(49d) Tailoring the Coordinating Environment Around Active Iron Centers within MOFs for Liquid-Phase Oxidation Reactions | AIChE

(49d) Tailoring the Coordinating Environment Around Active Iron Centers within MOFs for Liquid-Phase Oxidation Reactions

Authors 

Yang, R. A. - Presenter, Rutgers, The State University of New Jersey
Sarazen, M., Princeton University
Selective hydrocarbon oxidation processes are sensitive to metal active site nature that can be modified by designing their surrounding coordination environment.

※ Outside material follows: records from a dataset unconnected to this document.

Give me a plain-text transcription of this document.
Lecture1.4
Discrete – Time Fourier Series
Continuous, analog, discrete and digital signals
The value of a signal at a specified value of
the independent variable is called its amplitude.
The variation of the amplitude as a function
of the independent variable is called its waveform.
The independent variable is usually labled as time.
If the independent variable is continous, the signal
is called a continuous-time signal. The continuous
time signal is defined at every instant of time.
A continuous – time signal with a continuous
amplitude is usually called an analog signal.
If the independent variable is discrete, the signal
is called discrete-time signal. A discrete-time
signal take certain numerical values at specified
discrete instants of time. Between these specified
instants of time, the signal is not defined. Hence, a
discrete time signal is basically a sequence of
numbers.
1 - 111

Isometallic Fe-carboxylate MOFs (MIL-100, MIL-101, NH2-MIL-101) are synthesized to elucidate how differing coordination environments imparted by different organic ligand identities around active Fe centers influence oxidation rates and oxygenate selectivities for a probe liquid aryl (styrene) oxidation by H2O2. Both frameworks exhibit MTN zeotype frameworks with mesoporous cages, but (NH2-)MIL-101 has larger pore aperture diameters (1.6 nm, 1.2 nm) than MIL-100 (0.86 nm, 0.55 nm). Systematic in situ thiophene titrations quantify active Fe centers, allowing rigorous definitions of kinetic metrics, with MIL-101 showing the highest oxidation rates, followed by NH2-MIL-101 and MIL-100. Radical trapping agent (nitroblue tetrazolium, methanol) and initial rate studies assert that all Fe frameworks are characterized by the same surface-mediated oxidation mechanism, despite the orders of magnitude differences between oxidation rates. Here, oxidation rates trend with Fe(II) fractions as measured by ex situ Mossbauer spectroscopy after reaction, with Fe(II) formation enabled by the reductive elimination of halide capping ligands unique to the MIL-101 family. Densities of defective undercoordinated Fe sites from missing linkers inversely correlate with oxidation rates and result in higher fractions of unproductive oxidant utilization since defective Fe sites face microporous voids rather than mesopores like native Fe sites, disfavoring productive metallocycle transition state formation. While Fe valency and geometry influence reactivity, primary oxygenate selectivities are dictated by non-covalent interactions. NH2-MIL-101 demonstrates 100% selectivity for benzaldehyde over styrene oxide at differential styrene conversions compared to a maximum of 59 % for MIL-101, owing to stabilizing hydrogen-bonding interactions between N—H donors and the postulated benzaldehyde metallocycle transition state structure. Overall, this work constructs structure-function relationships between material characteristics and observed oxidation activities.